Nel terzo episodio – Revisioni a un manifesto – la giornalista Lucinda Krementz (Frances McDormand) fa riferimento ad un periodo del suo passato in cui, già adulta, aveva assistito alle rivolte studentesche dei giovani di Ennui che hanno portato alla “rivoluzione della scacchiera”. A capitanare gli iracondi e intellettuali giovani studenti svetta Zeffirelli (Timothée Chalamet), che chiedendo a Lucinda di revisionare il manifesto della protesta si legherà a lei più del previsto. In La sala da pranzo privata del commissario di polizia, Roebuck Wright (Jeffrey Wright) racconta di una cena tenuta dal Commissario di Ennui (Mathieu Amalric), cucinata dal leggendario Nescaffier. Con un inaspettato rapimento la cena assume le forme di un inseguimento frenetico e caotico, dove il Commissario e i suoi ospiti si opporranno ad una sgangherata banda di criminali. A chiusura del film (e dell’ultima edizione della rivista), la redazione della rivista si riunisce per redigere un ultimo sentito necrologio.
Gli aspetti tecnici in The French Dispatch
Il lungometraggio riassume magistralmente gli stilemi più cari al regista: in questo senso, The French Dispatch è somma e manifesto della concezione registica di Wes Anderson. Gli orpelli stilistici andersoniani si fanno in questo caso marcatissimi, onnipresenti, segnalando per l’intero minutaggio una forte presenza registica dietro alla macchina da presa. Non manca la consueta e minuziosissima attenzione per la costruzione dell’inquadratura (e dunque dell’immagine). Il livello iconico stesso si fa, con Anderson, portatore di significato anziché mero vezzo estetico. La costruzione dell’immagine diventa un campo di forze in cui regnano equilibrio, simmetria e prospettiva. Nulla è lasciato al caso, lo studio compositivo pregresso alla ripresa è attentissimo tanto quanto lo è il montaggio, affidato a Andrew Weisblum (collaboratore abituale del regista). Non manca in questo film neppure la consueta attenzione di Anderson nei confronti del colore: le sue tipiche tinte inondano l’inquadratura conferendo carattere e significato alla pellicola stessa.
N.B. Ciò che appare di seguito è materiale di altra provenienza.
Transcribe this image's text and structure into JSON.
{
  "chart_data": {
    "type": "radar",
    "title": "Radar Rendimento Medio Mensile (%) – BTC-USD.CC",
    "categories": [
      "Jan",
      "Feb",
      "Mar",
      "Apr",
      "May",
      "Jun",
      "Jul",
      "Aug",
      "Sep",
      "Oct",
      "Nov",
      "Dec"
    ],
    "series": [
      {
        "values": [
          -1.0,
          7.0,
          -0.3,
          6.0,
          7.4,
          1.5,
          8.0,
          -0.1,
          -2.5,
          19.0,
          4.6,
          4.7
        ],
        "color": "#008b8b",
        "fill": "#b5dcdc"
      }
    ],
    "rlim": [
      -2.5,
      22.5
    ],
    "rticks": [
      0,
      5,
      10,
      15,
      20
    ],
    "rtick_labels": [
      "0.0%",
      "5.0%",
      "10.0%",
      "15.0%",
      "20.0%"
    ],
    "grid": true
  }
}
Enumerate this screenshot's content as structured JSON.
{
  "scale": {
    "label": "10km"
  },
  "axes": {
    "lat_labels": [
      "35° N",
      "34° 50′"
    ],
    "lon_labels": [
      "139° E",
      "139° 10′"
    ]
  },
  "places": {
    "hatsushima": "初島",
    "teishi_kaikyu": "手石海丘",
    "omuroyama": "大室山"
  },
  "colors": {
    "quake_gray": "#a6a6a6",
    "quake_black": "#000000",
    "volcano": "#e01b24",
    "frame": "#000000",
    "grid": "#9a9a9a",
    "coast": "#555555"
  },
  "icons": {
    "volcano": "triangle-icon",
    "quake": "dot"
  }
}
Tuttavia, con questo decimo film Anderson si concede anche ad uno sperimentalismo inedito, che investe sia il piano del colore che quelli del montaggio e delle tecniche utilizzate. In questa pellicola il regista lascia ampio spazio all’uso del bianco e nero, dosandolo con attenzione e cognizione di causa. L’utilizzo che ne fa Anderson, alternandolo costantemente al colore, rivela uno studio pregresso attentissimo e carica tale scelta visiva di un significato profondo. Anche il montaggio osa di più in questo caso (soprattutto nel secondo episodio), con un uso singolare del campo/controcampo e ribaltamenti dell’inquadratura a 360°. La regia, seppur riportando alcuni stilemi cari ad Anderson (su tutti, carrellate e vertiginosi zoom) si lascia contaminare da altre tecniche. Così all’interno del lungometraggio trovano spazio, ad esempio, tableaux vivants e animazione, tracce di un’identità registica giocosa ma al contempo audace.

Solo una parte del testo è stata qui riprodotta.